Example (Java ProcessBuilder):
```java
ProcessBuilder pb = new ProcessBuilder("TrustedCmd", "Arg1", "Arg2");
Map<String,String> env = pb.environment();
pb.directory(new File("TrustedDir"));
Process p = pb.start();
```

### Query Parameterization Guidance
- Use the platform’s parameterization features (JDBC PreparedStatement, .NET SqlCommand, Ruby ActiveRecord bind params, PHP PDO, SQLx bind, etc.).
- For stored procedures, ensure parameters are bound; never build dynamic SQL via string concatenation inside procedures.

### Prototype Pollution (JavaScript)
- Developers should use `new Set()` or `new Map()` instead of using object literals
- When objects are required, create with `Object.create(null)` or `{ __proto__: null }` to avoid inherited prototypes.
- Freeze or seal objects that should be immutable; consider Node `--disable-proto=delete` as defense‑in‑depth.
- Avoid unsafe deep merge utilities; validate keys against allow‑lists and block `__proto__`, `constructor`, `prototype`.

### Caching and Transport
- Apply `Cache-Control: no-store` on responses containing sensitive data; enforce HTTPS across data flows.

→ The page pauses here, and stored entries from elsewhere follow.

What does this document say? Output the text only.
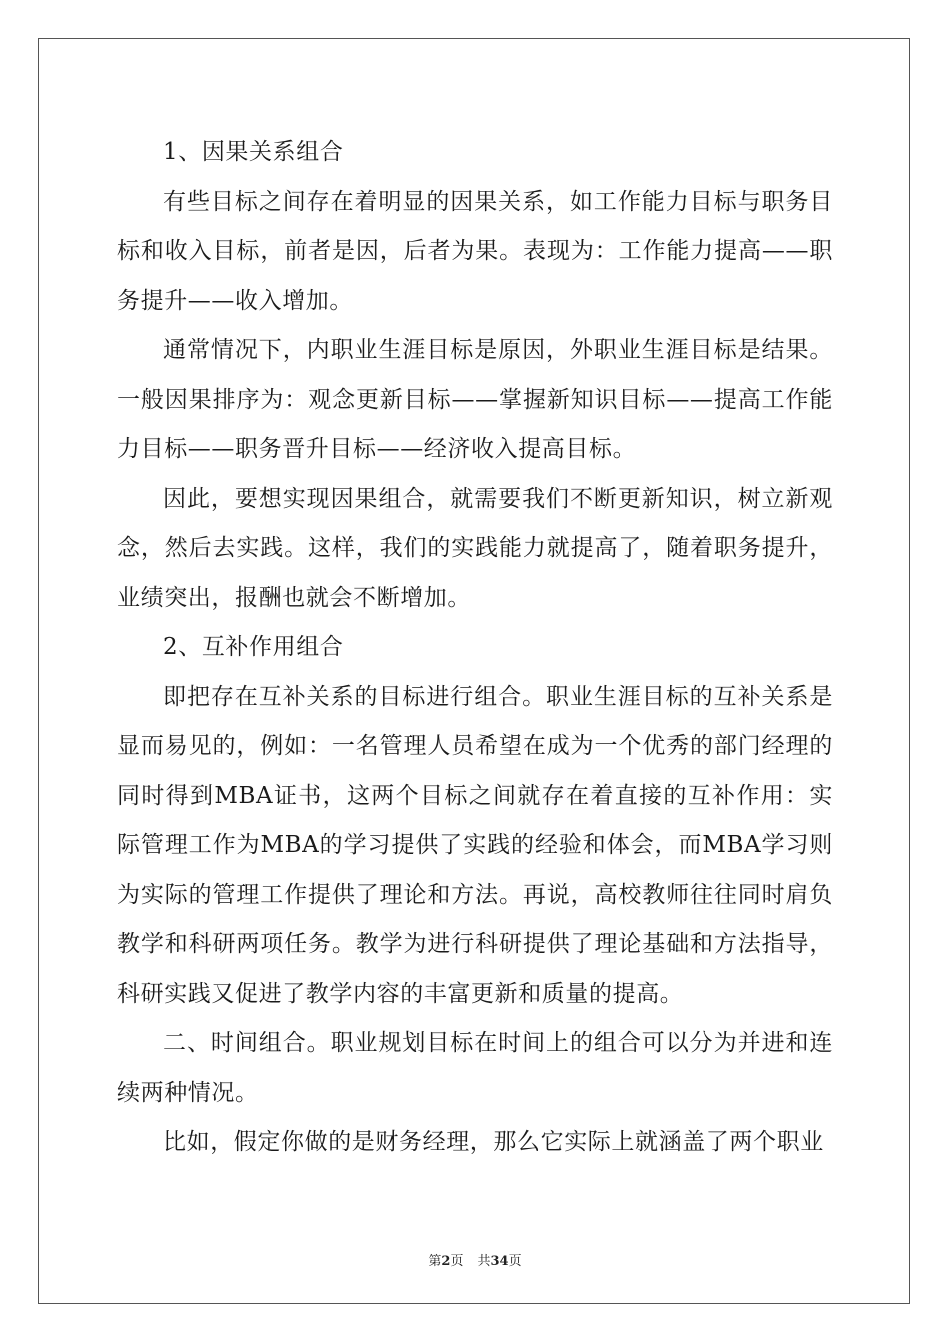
1、因果关系组合

有些目标之间存在着明显的因果关系，如工作能力目标与职务目标和收入目标，前者是因，后者为果。表现为：工作能力提高——职务提升——收入增加。

通常情况下，内职业生涯目标是原因，外职业生涯目标是结果。一般因果排序为：观念更新目标——掌握新知识目标——提高工作能力目标——职务晋升目标——经济收入提高目标。

因此，要想实现因果组合，就需要我们不断更新知识，树立新观念，然后去实践。这样，我们的实践能力就提高了，随着职务提升，业绩突出，报酬也就会不断增加。

2、互补作用组合

即把存在互补关系的目标进行组合。职业生涯目标的互补关系是显而易见的，例如：一名管理人员希望在成为一个优秀的部门经理的同时得到MBA证书，这两个目标之间就存在着直接的互补作用：实际管理工作为MBA的学习提供了实践的经验和体会，而MBA学习则为实际的管理工作提供了理论和方法。再说，高校教师往往同时肩负教学和科研两项任务。教学为进行科研提供了理论基础和方法指导，科研实践又促进了教学内容的丰富更新和质量的提高。

二、时间组合。职业规划目标在时间上的组合可以分为并进和连续两种情况。

比如，假定你做的是财务经理，那么它实际上就涵盖了两个职业

第2页 共34页
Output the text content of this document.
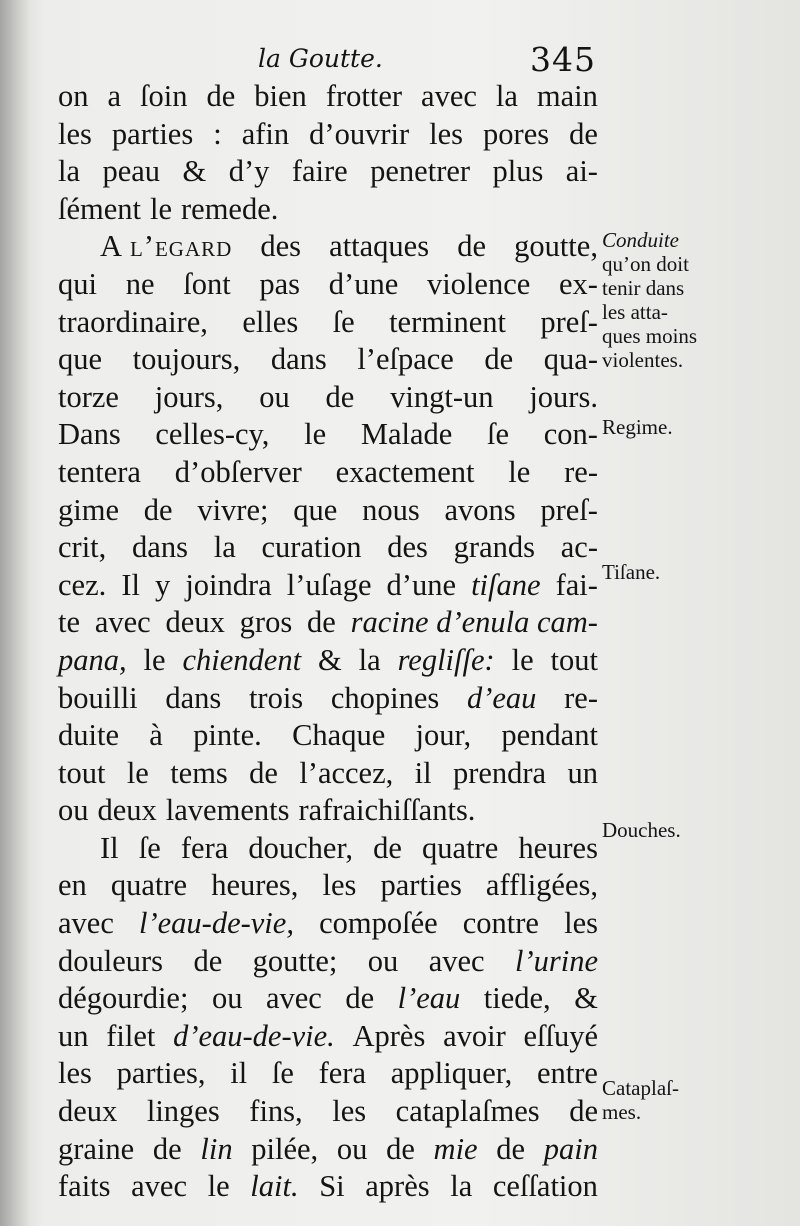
la Goutte.	345
on a ſoin de bien frotter avec la main
les parties : afin d’ouvrir les pores de
la peau & d’y faire penetrer plus ai-
ſément le remede.
A l’egard des attaques de goutte,
qui ne ſont pas d’une violence ex-
traordinaire, elles ſe terminent preſ-
que toujours, dans l’eſpace de qua-
torze jours, ou de vingt-un jours.
Dans celles-cy, le Malade ſe con-
tentera d’obſerver exactement le re-
gime de vivre; que nous avons preſ-
crit, dans la curation des grands ac-
cez. Il y joindra l’uſage d’une tiſane fai-
te avec deux gros de racine d’enula cam-
pana, le chiendent & la regliſſe: le tout
bouilli dans trois chopines d’eau re-
duite à pinte. Chaque jour, pendant
tout le tems de l’accez, il prendra un
ou deux lavements rafraichiſſants.
Il ſe fera doucher, de quatre heures
en quatre heures, les parties affligées,
avec l’eau-de-vie, compoſée contre les
douleurs de goutte; ou avec l’urine
dégourdie; ou avec de l’eau tiede, &
un filet d’eau-de-vie. Après avoir eſſuyé
les parties, il ſe fera appliquer, entre
deux linges fins, les cataplaſmes de
graine de lin pilée, ou de mie de pain
faits avec le lait. Si après la ceſſation
Conduite
qu’on doit
tenir dans
les atta-
ques moins
violentes.
Regime.
Tiſane.
Douches.
Cataplaſ-
mes.
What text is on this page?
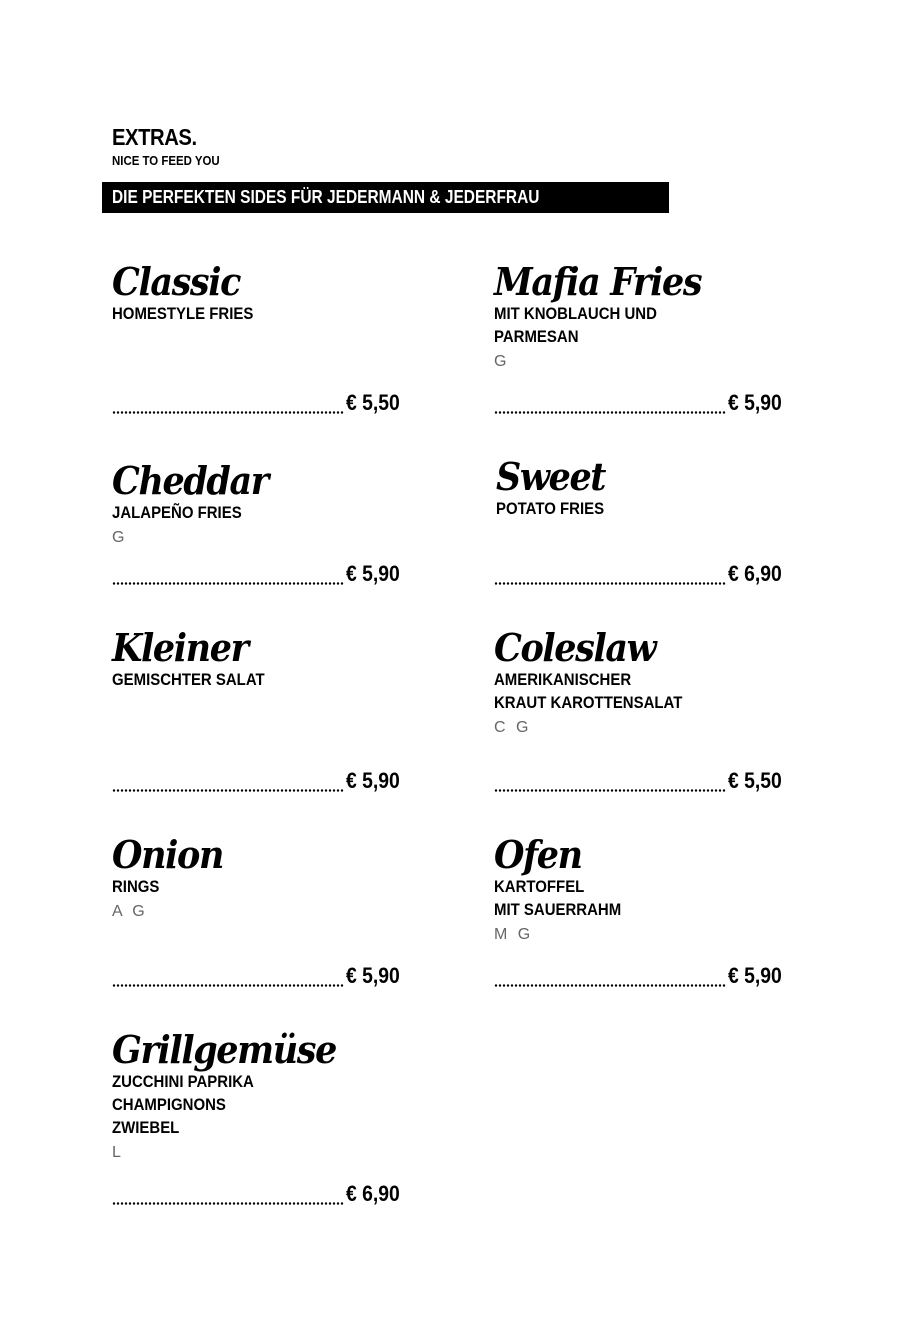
EXTRAS.
NICE TO FEED YOU
DIE PERFEKTEN SIDES FÜR JEDERMANN & JEDERFRAU
Classic
HOMESTYLE FRIES
€ 5,50
Mafia Fries
MIT KNOBLAUCH UND
PARMESAN
G
€ 5,90
Cheddar
JALAPEÑO FRIES
G
€ 5,90
Sweet
POTATO FRIES
€ 6,90
Kleiner
GEMISCHTER SALAT
€ 5,90
Coleslaw
AMERIKANISCHER
KRAUT KAROTTENSALAT
C G
€ 5,50
Onion
RINGS
A G
€ 5,90
Ofen
KARTOFFEL
MIT SAUERRAHM
M G
€ 5,90
Grillgemüse
ZUCCHINI PAPRIKA
CHAMPIGNONS
ZWIEBEL
L
€ 6,90
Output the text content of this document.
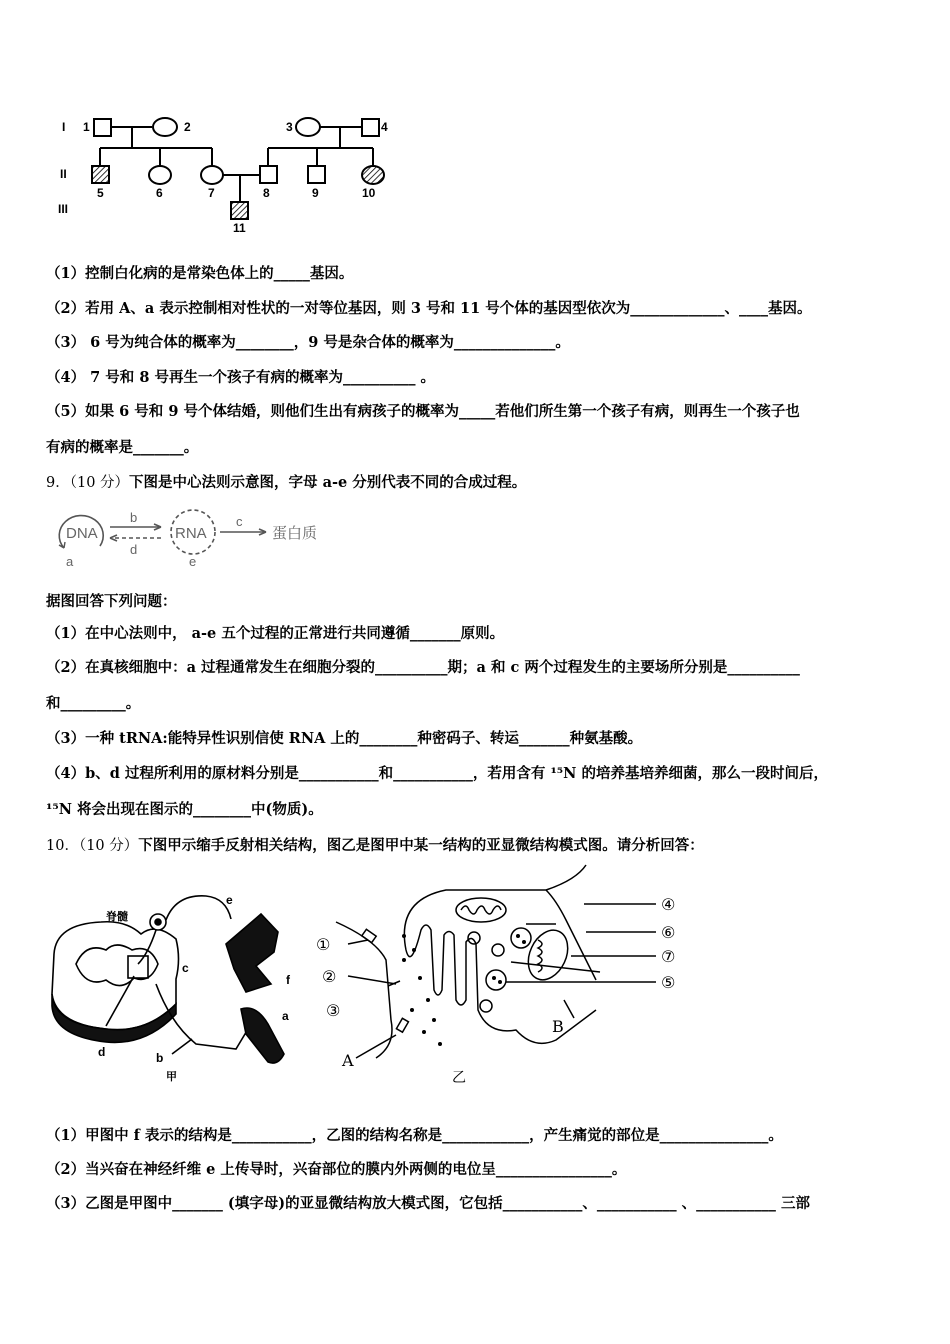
I
II
III
1	2	3	4
5	6	7	8	9	10
11
（1）控制白化病的是常染色体上的_____基因。
（2）若用 A、a 表示控制相对性状的一对等位基因，则 3 号和 11 号个体的基因型依次为_____________、____基因。
（3） 6 号为纯合体的概率为________，9 号是杂合体的概率为______________。
（4） 7 号和 8 号再生一个孩子有病的概率为__________ 。
（5）如果 6 号和 9 号个体结婚，则他们生出有病孩子的概率为_____若他们所生第一个孩子有病，则再生一个孩子也
有病的概率是_______。
9．（10 分）下图是中心法则示意图，字母 a-e 分别代表不同的合成过程。
DNA	RNA	蛋白质
a
b	c
d
e
据图回答下列问题：
（1）在中心法则中， a-e 五个过程的正常进行共同遵循_______原则。
（2）在真核细胞中：a 过程通常发生在细胞分裂的__________期；a 和 c 两个过程发生的主要场所分别是__________
和_________。
（3）一种 tRNA:能特异性识别信使 RNA 上的________种密码子、转运_______种氨基酸。
（4）b、d 过程所利用的原材料分别是___________和___________，若用含有 ¹⁵N 的培养基培养细菌，那么一段时间后，
¹⁵N 将会出现在图示的________中(物质)。
10．（10 分）下图甲示缩手反射相关结构，图乙是图甲中某一结构的亚显微结构模式图。请分析回答：
脊髓
e
c
f
a
d	b
甲
①
②
③
④
⑥
⑦
⑤
A
B
乙
（1）甲图中 f 表示的结构是___________，乙图的结构名称是____________，产生痛觉的部位是_______________。
（2）当兴奋在神经纤维 e 上传导时，兴奋部位的膜内外两侧的电位呈________________。
（3）乙图是甲图中_______ (填字母)的亚显微结构放大模式图，它包括___________、___________ 、___________ 三部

### Implementation Checklist
- Central validators: types, ranges, lengths, enums; canonicalization before checks.
- 100% parameterization coverage for SQL; dynamic identifiers via allow‑lists only.
- LDAP DN/filter escaping in use; inputs validated prior to query.
- No shell invocation for untrusted input; if unavoidable, structured exec + allow‑list + regex validation.
- JS object graph hardened: safe constructors, blocked prototype paths, safe merge utilities.
- File uploads validated by content, size, and extension; stored outside web root and scanned.

### Test Plan
- Static checks for string concatenation in queries/commands and dangerous DOM/merge sinks.
- Fuzzing for SQL/LDAP/OS injection vectors; unit tests for validator edge cases.
- Negative tests exercising blocked prototype keys and deep merge behavior.